While Python does serve a useful purpose as a last-mile client, its metrics (e.g. latency numbers) and properties (e.g. dynamic typing) lend themselves less towards building native data-intensive frameworks. In addition, building data-intensive frameworks is less about any individual language and more about overall systems design competencies. Some fundamental principles that hold across any service implementation may include discussion of the following:

  • What kind of error model does the service implement: Many-to-many language-specific error mappings rapidly causes confusion as to exactly what part of a service is failing. An error service, with clearly defined error propagation and exit codes, may lend itself to a service failing more predictably and assist in debugging/patching in production, but also increases implementation costs as branching and state mutation exponentially increase the number of error conditions to be handled.

  • How does the service interact with outside agents: One example of this is how does it interact with IPC signals like SIGTERM, SIGINT, or SIGKILL. This is an important consideration with Python because singular instructions may break out into multiple bytecode instructions, as discussed in the blog post around complecting identity and state, and no guarantee is made by the Python virtual machine to exit after an instruction termination as opposed to bytecode termination. Hence, handling interrupts means anticipating race conditions at every point during code execution.

  • How does the service interact with other services: The service may be connected as part of a service pipeline, in which case all outputs must be considered inputs to another service, or it may be wrapped in a security sandbox in order to execute operations with untrusted code and/or on untrusted data, where it is expected to fail in a manner the sandbox can handle.

  • What assumptions does the service make, and are those assumptions accurate in all environments: Python as a language only assumes a single CPU core and some data store (RAM, disk) is available to execute Python code. Additional performance can be gained by increasing the number of assumptions made about the environment, or changing existing assumptions. For example, breaking the assumption that CPU is always faster than I/O, and being able to assume I/O availability, makes for much different systems designs than otherwise. This Hacker News discussion discusses some of these tradeoffs, which are also mentioned in one of Dan Luu's blog posts.

  • Does this service clearly respect separation of concerns: Services that focus on doing one thing well are much more likely to reach a stable state where all possible ways of doing that thing well have been covered. This results in predictable behavior, more testing coverage over time, and increased code reuse.

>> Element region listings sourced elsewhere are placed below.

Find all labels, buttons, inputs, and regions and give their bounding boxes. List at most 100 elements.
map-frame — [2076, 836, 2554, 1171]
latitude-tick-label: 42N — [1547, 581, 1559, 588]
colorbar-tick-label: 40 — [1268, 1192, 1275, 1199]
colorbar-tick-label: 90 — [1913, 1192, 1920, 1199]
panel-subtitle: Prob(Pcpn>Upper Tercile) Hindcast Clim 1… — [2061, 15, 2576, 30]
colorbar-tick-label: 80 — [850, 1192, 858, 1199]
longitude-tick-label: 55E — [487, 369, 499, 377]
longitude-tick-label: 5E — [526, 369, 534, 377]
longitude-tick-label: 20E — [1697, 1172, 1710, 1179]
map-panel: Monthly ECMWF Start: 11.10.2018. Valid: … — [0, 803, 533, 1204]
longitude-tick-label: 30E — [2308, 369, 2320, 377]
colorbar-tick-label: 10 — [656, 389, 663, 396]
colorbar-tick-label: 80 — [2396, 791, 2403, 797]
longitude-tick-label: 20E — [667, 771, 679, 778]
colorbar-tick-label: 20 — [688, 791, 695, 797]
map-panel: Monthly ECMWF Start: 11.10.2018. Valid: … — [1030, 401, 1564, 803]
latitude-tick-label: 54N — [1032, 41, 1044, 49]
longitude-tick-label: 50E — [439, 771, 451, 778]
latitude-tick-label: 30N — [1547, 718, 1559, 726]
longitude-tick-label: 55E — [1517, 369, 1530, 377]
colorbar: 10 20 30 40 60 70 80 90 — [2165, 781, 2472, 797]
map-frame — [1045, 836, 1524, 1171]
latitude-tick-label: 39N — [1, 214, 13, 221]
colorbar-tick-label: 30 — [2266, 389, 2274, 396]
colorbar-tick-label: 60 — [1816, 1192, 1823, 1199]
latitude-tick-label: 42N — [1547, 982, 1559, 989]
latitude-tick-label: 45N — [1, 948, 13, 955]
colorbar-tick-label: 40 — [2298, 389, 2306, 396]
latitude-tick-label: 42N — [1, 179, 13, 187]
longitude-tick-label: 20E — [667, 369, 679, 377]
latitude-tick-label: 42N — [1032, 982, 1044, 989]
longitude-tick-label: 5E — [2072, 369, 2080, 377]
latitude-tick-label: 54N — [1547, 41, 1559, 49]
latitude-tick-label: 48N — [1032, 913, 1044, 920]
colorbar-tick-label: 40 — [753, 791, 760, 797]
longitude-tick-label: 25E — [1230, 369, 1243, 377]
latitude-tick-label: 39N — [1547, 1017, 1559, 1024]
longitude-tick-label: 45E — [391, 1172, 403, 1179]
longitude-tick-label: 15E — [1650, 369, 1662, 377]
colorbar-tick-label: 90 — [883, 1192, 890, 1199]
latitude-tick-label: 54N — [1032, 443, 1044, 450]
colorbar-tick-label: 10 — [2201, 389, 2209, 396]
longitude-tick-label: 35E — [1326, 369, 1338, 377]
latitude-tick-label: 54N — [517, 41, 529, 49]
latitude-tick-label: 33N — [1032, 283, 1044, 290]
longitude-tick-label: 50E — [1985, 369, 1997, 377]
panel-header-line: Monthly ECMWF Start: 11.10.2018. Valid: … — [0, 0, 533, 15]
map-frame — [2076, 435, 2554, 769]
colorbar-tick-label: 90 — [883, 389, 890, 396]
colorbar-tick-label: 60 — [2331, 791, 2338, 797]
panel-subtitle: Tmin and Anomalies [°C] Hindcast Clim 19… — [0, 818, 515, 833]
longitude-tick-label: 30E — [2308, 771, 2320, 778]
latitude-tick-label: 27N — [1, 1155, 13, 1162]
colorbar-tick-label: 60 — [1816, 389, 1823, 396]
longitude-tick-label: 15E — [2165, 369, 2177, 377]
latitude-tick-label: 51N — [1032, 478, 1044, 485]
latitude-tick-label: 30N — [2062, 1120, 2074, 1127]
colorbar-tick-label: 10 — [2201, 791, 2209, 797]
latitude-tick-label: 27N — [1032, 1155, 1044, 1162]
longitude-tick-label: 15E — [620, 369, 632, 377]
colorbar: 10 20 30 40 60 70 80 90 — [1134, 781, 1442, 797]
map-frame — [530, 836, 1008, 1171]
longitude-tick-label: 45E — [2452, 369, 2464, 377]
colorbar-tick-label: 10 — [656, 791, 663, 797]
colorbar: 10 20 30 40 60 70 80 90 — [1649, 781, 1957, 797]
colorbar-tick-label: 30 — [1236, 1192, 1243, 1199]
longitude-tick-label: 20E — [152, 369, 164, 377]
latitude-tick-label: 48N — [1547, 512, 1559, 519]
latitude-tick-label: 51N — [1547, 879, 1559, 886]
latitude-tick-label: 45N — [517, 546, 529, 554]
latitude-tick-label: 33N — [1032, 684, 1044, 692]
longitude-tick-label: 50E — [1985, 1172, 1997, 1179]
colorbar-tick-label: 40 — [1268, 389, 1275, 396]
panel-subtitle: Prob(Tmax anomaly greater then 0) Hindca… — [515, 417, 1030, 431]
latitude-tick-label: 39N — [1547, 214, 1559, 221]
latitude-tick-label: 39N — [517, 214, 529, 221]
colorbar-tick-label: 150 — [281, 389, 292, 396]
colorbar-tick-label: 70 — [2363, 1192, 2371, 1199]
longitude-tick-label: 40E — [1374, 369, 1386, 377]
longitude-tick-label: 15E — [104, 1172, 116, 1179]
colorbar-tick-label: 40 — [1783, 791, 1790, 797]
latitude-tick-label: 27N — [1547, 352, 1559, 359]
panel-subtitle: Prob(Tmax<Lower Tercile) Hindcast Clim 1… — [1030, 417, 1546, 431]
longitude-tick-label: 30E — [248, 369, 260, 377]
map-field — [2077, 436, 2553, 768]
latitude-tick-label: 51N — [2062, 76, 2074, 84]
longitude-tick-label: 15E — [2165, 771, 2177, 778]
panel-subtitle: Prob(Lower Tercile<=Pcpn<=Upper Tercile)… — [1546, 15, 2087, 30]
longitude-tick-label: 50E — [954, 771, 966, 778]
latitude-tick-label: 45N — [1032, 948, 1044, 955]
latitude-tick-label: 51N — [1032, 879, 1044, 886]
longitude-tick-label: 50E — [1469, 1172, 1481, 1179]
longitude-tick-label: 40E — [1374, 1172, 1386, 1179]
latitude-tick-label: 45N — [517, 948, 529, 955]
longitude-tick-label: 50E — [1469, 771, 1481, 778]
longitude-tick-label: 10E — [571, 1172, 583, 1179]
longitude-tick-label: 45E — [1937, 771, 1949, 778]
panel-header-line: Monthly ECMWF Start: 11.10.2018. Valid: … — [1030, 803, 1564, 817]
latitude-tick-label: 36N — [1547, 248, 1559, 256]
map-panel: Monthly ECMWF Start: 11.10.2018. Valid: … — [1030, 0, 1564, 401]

This tiny subset of concerns around data-intensive systems design lends itself to building out well-tested, stable libraries around which user-defined scripts and data can execute reliably. Python's role in this design may be relegated to:

  • Increasing system observability for non-technical stakeholders: This role is key in order to guarantee engineering flexibility in implementation, and ensure effective communication between engineering and the rest of the company when establishing roadmaps and requirements. Python's toolchain lends itself greatly to observable achievements like GUIs and applications. Netflix's data operations team discusses Jupyter notebook scheduling by leveraging tools like papermill in order to replace scripts and templates.

  • Increasing asynchronicity between engineering teams: Forced synchronicity results in wasted time as implementation efforts suffer bottlenecks. Python's ability to deliver more observability ensures less face-to-face communication is necessary to keep track of progress, and next steps can be prefetched and anticipated before the need for them arises.